The OP asked if there an irreducible smooth proper one-dimensional $\mathbb{Z}$-scheme that is not isomorphic to the projective line.

In the answer Ariyan Javanpeykar showed that the generic fiber $C := X_{\mathbb{Q}}:= X \times_{Spec\mathbb{Z}} Spec(\mathbb{Q})$ of the morphism$X \to Spec(\mathbb{Z}) $ is a ** smooth proper geometrically connected curve of genus zero**.

It stays to show that this implies $C_{\mathbb{Q}} =\mathbb{P}^1_{\mathbb{Q}}$ from what we can deduce $X = \mathbb{P}^1_{\mathbb{Z}}$. According to the hint one have to use that the sets of $\mathbb{F}_p$-valued points $X(\mathbb{F}_p)$ are non empty for all $p$.
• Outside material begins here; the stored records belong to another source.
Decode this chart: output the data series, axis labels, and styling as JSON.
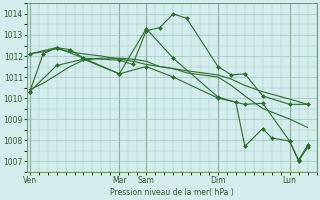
{
  "background_color": "#d4ecec",
  "grid_color": "#9dc4c4",
  "line_color": "#2d6b2d",
  "marker_color": "#2d6b2d",
  "xlabel": "Pression niveau de la mer( hPa )",
  "ylim": [
    1006.5,
    1014.5
  ],
  "yticks": [
    1007,
    1008,
    1009,
    1010,
    1011,
    1012,
    1013,
    1014
  ],
  "x_day_labels": [
    "Ven",
    "Mar",
    "Sam",
    "Dim",
    "Lun"
  ],
  "x_day_positions": [
    0,
    10,
    13,
    21,
    29
  ],
  "series": [
    {
      "x": [
        0,
        1.5,
        3,
        4.5,
        6,
        10,
        11.5,
        13,
        14.5,
        16,
        17.5,
        21,
        22.5,
        24,
        26,
        29,
        31
      ],
      "y": [
        1010.3,
        1012.1,
        1012.4,
        1012.3,
        1011.9,
        1011.8,
        1011.6,
        1013.2,
        1013.35,
        1014.0,
        1013.8,
        1011.5,
        1011.1,
        1011.15,
        1010.1,
        1009.7,
        1009.7
      ],
      "with_markers": true
    },
    {
      "x": [
        0,
        1.5,
        3,
        4.5,
        6,
        8,
        10,
        11.5,
        13,
        14.5,
        16,
        17.5,
        21,
        22.5,
        24,
        26,
        29,
        31
      ],
      "y": [
        1012.1,
        1012.2,
        1012.35,
        1012.2,
        1012.1,
        1012.0,
        1011.85,
        1011.75,
        1011.6,
        1011.5,
        1011.4,
        1011.3,
        1011.1,
        1010.9,
        1010.6,
        1010.3,
        1009.95,
        1009.7
      ],
      "with_markers": false
    },
    {
      "x": [
        0,
        1.5,
        3,
        4.5,
        6,
        8,
        10,
        11.5,
        13,
        14.5,
        16,
        17.5,
        21,
        22.5,
        24,
        26,
        29,
        31
      ],
      "y": [
        1010.4,
        1010.7,
        1011.1,
        1011.5,
        1011.8,
        1011.9,
        1011.9,
        1011.85,
        1011.75,
        1011.5,
        1011.4,
        1011.2,
        1011.0,
        1010.6,
        1010.1,
        1009.5,
        1009.0,
        1008.6
      ],
      "with_markers": false
    },
    {
      "x": [
        0,
        3,
        6,
        10,
        13,
        16,
        21,
        24,
        26,
        29,
        30,
        31
      ],
      "y": [
        1012.1,
        1012.4,
        1011.9,
        1011.15,
        1011.5,
        1011.0,
        1010.0,
        1009.7,
        1009.75,
        1007.95,
        1007.05,
        1007.75
      ],
      "with_markers": true
    },
    {
      "x": [
        0,
        3,
        6,
        10,
        13,
        16,
        21,
        23,
        24,
        26,
        27,
        29,
        30,
        31
      ],
      "y": [
        1010.3,
        1011.55,
        1011.85,
        1011.15,
        1013.3,
        1011.9,
        1010.05,
        1009.8,
        1007.7,
        1008.55,
        1008.1,
        1007.95,
        1007.0,
        1007.65
      ],
      "with_markers": true
    }
  ],
  "xlim": [
    -0.3,
    32
  ],
  "figsize": [
    3.2,
    2.0
  ],
  "dpi": 100
}
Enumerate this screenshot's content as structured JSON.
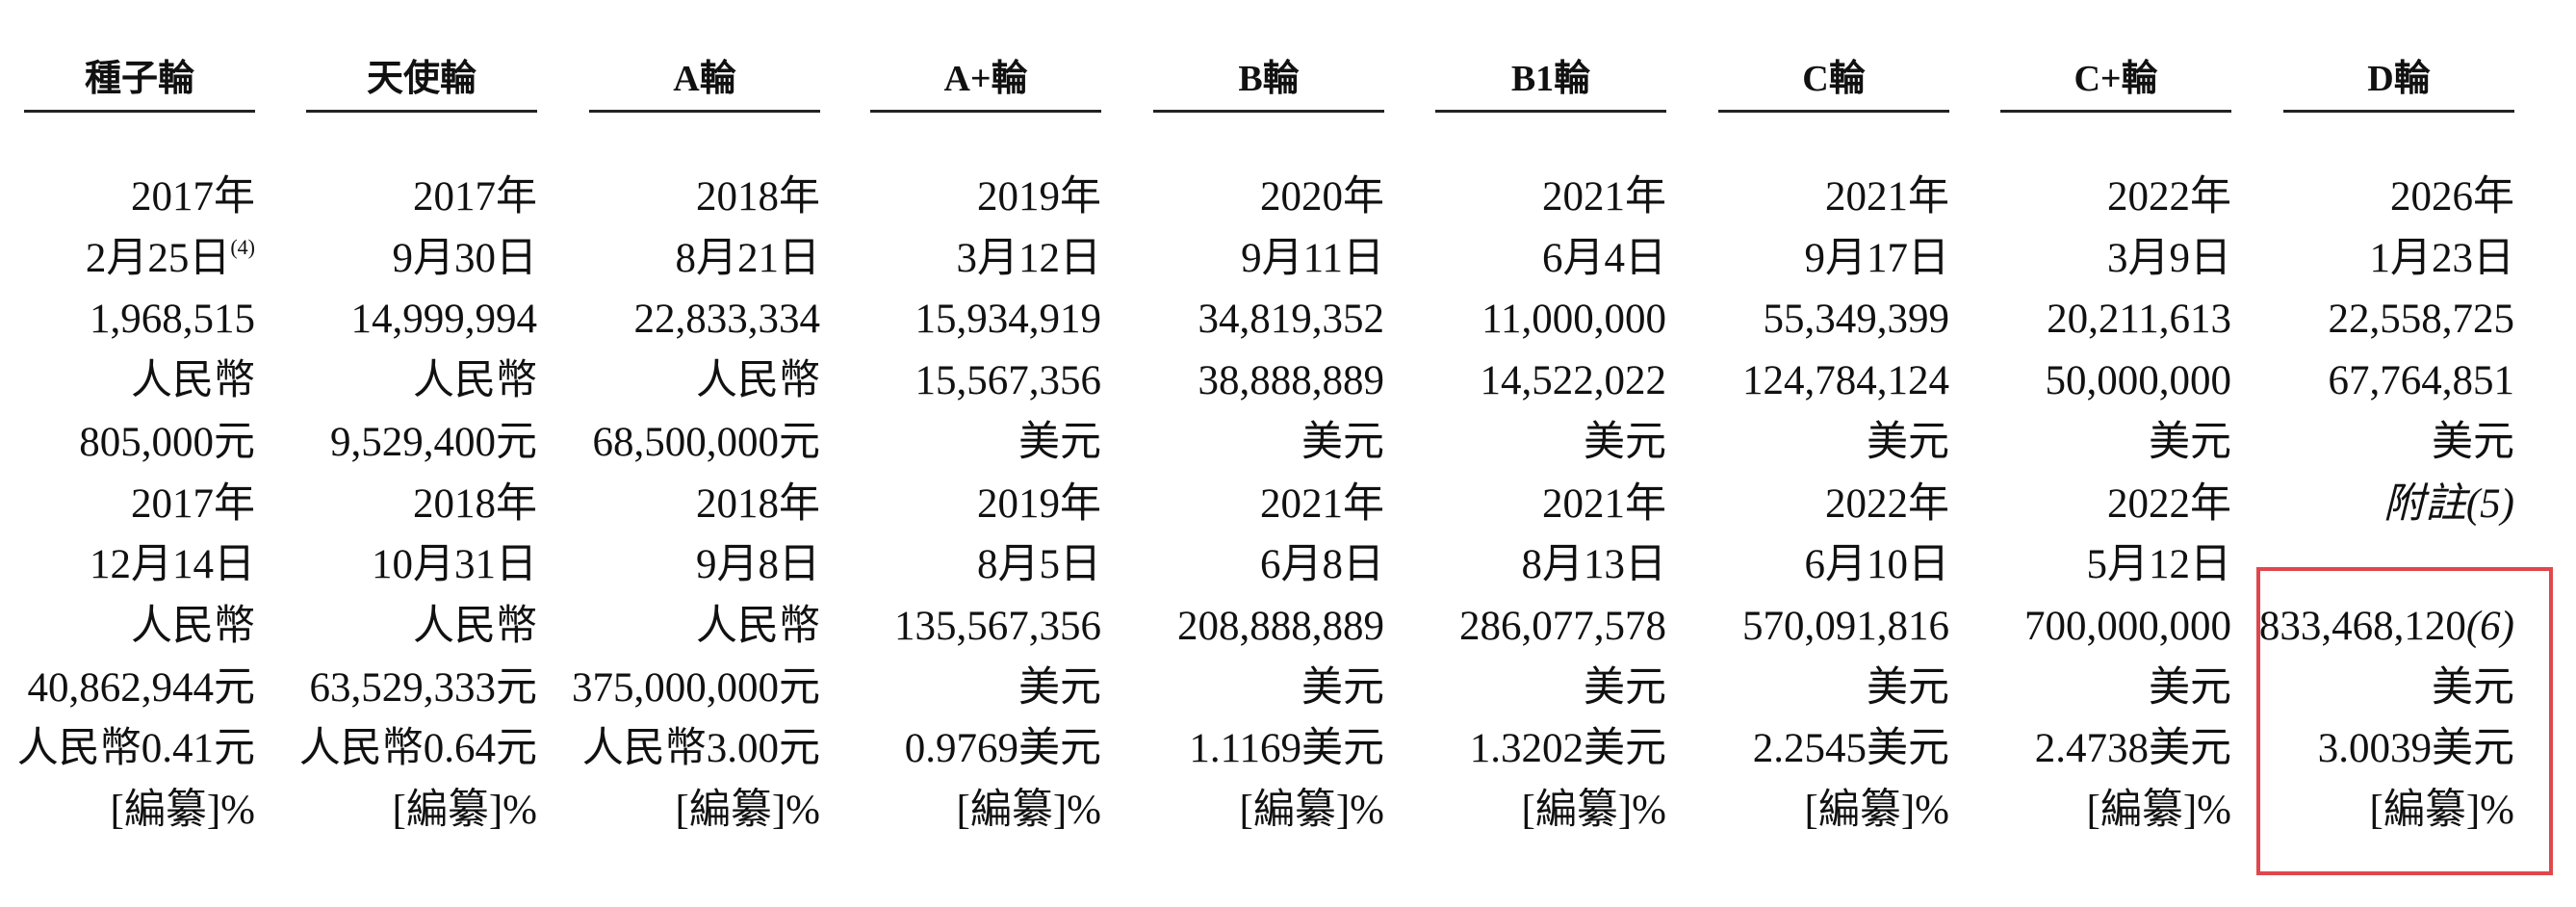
{
  "table": {
    "columns": [
      {
        "header": "種子輪",
        "cells": [
          "2017年",
          {
            "text": "2月25日",
            "sup": "(4)"
          },
          "1,968,515",
          "人民幣",
          "805,000元",
          "2017年",
          "12月14日",
          "人民幣",
          "40,862,944元",
          "人民幣0.41元",
          "[編纂]%"
        ]
      },
      {
        "header": "天使輪",
        "cells": [
          "2017年",
          "9月30日",
          "14,999,994",
          "人民幣",
          "9,529,400元",
          "2018年",
          "10月31日",
          "人民幣",
          "63,529,333元",
          "人民幣0.64元",
          "[編纂]%"
        ]
      },
      {
        "header": "A輪",
        "cells": [
          "2018年",
          "8月21日",
          "22,833,334",
          "人民幣",
          "68,500,000元",
          "2018年",
          "9月8日",
          "人民幣",
          "375,000,000元",
          "人民幣3.00元",
          "[編纂]%"
        ]
      },
      {
        "header": "A+輪",
        "cells": [
          "2019年",
          "3月12日",
          "15,934,919",
          "15,567,356",
          "美元",
          "2019年",
          "8月5日",
          "135,567,356",
          "美元",
          "0.9769美元",
          "[編纂]%"
        ]
      },
      {
        "header": "B輪",
        "cells": [
          "2020年",
          "9月11日",
          "34,819,352",
          "38,888,889",
          "美元",
          "2021年",
          "6月8日",
          "208,888,889",
          "美元",
          "1.1169美元",
          "[編纂]%"
        ]
      },
      {
        "header": "B1輪",
        "cells": [
          "2021年",
          "6月4日",
          "11,000,000",
          "14,522,022",
          "美元",
          "2021年",
          "8月13日",
          "286,077,578",
          "美元",
          "1.3202美元",
          "[編纂]%"
        ]
      },
      {
        "header": "C輪",
        "cells": [
          "2021年",
          "9月17日",
          "55,349,399",
          "124,784,124",
          "美元",
          "2022年",
          "6月10日",
          "570,091,816",
          "美元",
          "2.2545美元",
          "[編纂]%"
        ]
      },
      {
        "header": "C+輪",
        "cells": [
          "2022年",
          "3月9日",
          "20,211,613",
          "50,000,000",
          "美元",
          "2022年",
          "5月12日",
          "700,000,000",
          "美元",
          "2.4738美元",
          "[編纂]%"
        ]
      },
      {
        "header": "D輪",
        "cells": [
          "2026年",
          "1月23日",
          "22,558,725",
          "67,764,851",
          "美元",
          {
            "text": "附註(5)",
            "italic": true
          },
          null,
          {
            "text": "833,468,120",
            "note": "(6)"
          },
          "美元",
          "3.0039美元",
          "[編纂]%"
        ]
      }
    ]
  }
}
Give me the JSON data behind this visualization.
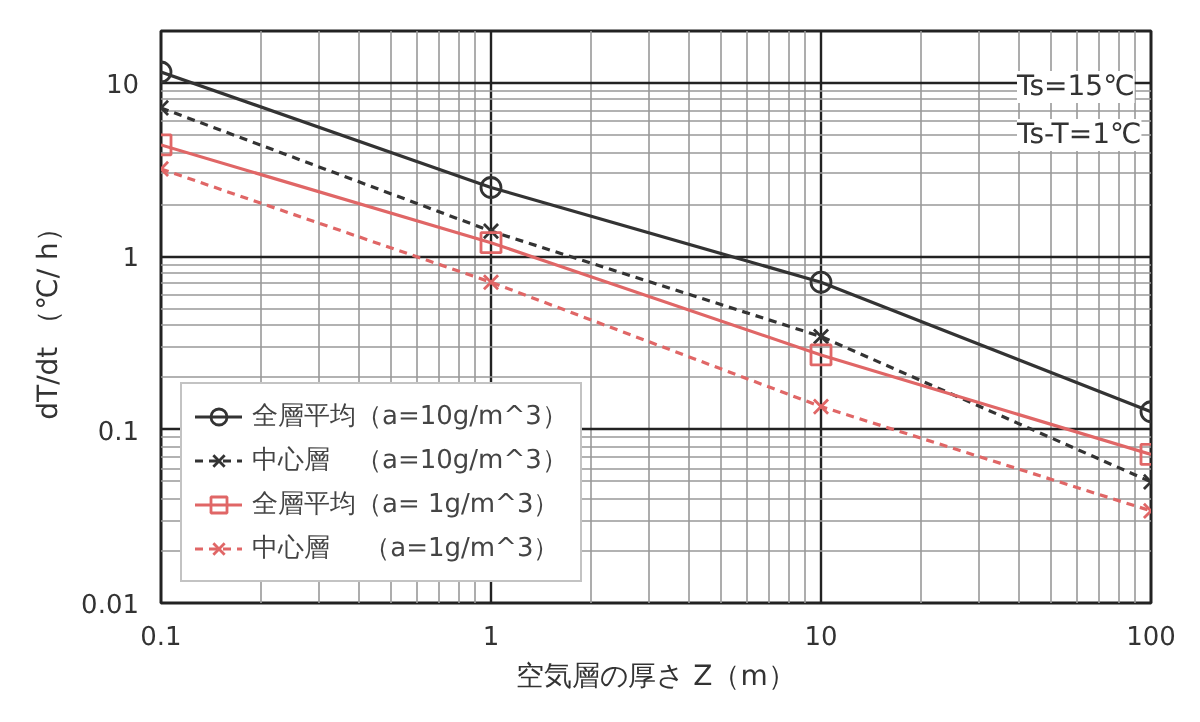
{
  "chart_data": {
    "type": "line",
    "xlabel": "空気層の厚さ Z（m）",
    "ylabel": "dT/dt （℃/ h）",
    "x": [
      0.1,
      1,
      10,
      100
    ],
    "log": "xy",
    "grid": true,
    "legend": "bottom left",
    "xlim": [
      0.1,
      100
    ],
    "xticks": [
      0.1,
      1,
      10,
      100
    ],
    "ylim": [
      0.01,
      20
    ],
    "yticks": [
      0.01,
      0.1,
      1,
      10
    ],
    "annotations": [
      "Ts=15℃",
      "Ts-T=1℃"
    ],
    "series": [
      {
        "name": "全層平均（a=10g/m^3）",
        "color": "#333333",
        "marker": "circle",
        "line_style": "solid",
        "values": [
          11.6,
          2.5,
          0.71,
          0.127
        ]
      },
      {
        "name": "中心層　（a=10g/m^3）",
        "color": "#333333",
        "marker": "cross",
        "line_style": "dashed",
        "values": [
          7.2,
          1.4,
          0.345,
          0.05
        ]
      },
      {
        "name": "全層平均（a= 1g/m^3）",
        "color": "#e06666",
        "marker": "square",
        "line_style": "solid",
        "values": [
          4.4,
          1.2,
          0.27,
          0.072
        ]
      },
      {
        "name": "中心層　 （a=1g/m^3）",
        "color": "#e06666",
        "marker": "cross",
        "line_style": "dashed",
        "values": [
          3.2,
          0.71,
          0.136,
          0.034
        ]
      }
    ]
  }
}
Could anybody explain in what way this hint with non empty $X(\mathbb{F}_p)$ has to be used to acquire desired result?

My considerations base essensially on Ravi Vakhil's https://math.stanford.edu/~vakil/0708-216/216class41.pdf

using the "curve to projective" extension theorem (2.1; p. 5) and the embedding theorem for non singular curves (Thm 0.2; p. 7):

I think that for $C_{\mathbb{Q}} =\mathbb{P}^1_{\mathbb{Q}}$ as well for $X = \mathbb{P}^1_{\mathbb{Z}}$ we have essential problem is to find "comparing" morphisms $f: C \to \mathbb{P}^1$; the candidates for an isomorphism.

Firslty regarding $C_{\mathbb{Q}} =\mathbb{P}^1_{\mathbb{Q}}$:

Thm. 0.2 provides an open immersion $f: C_{\mathbb{Q}} \to \mathbb{P}^1_{\mathbb{Q}}$ which is proper, so closed and since both irreducible, a homeomorphism. I think that I can use a genus argument (interpreting it as dimension of first cohomology of $C$) on the resulting sequnce of the induced morphisms between structure sheaves to verify that $f$ is already an isomorphism of schemes.

I think that similar combination of thms 0.2 and 2.1 would provide an immersion $g:X \to \mathbb{P}^1_{\mathbb{Z}}$ and the verification this this is an isomorphism on the level of structure sheaves should work similar as in case above using genus property on resulting sheaf cohomology.

QUESTION:

The point that I really curious about is what argument is meant by the observation that the $\mathbb{F}_p$-valued points $X(\mathbb{F}_p)$ aren't empty?

How does it help here? Where does it flow in for the argumentation?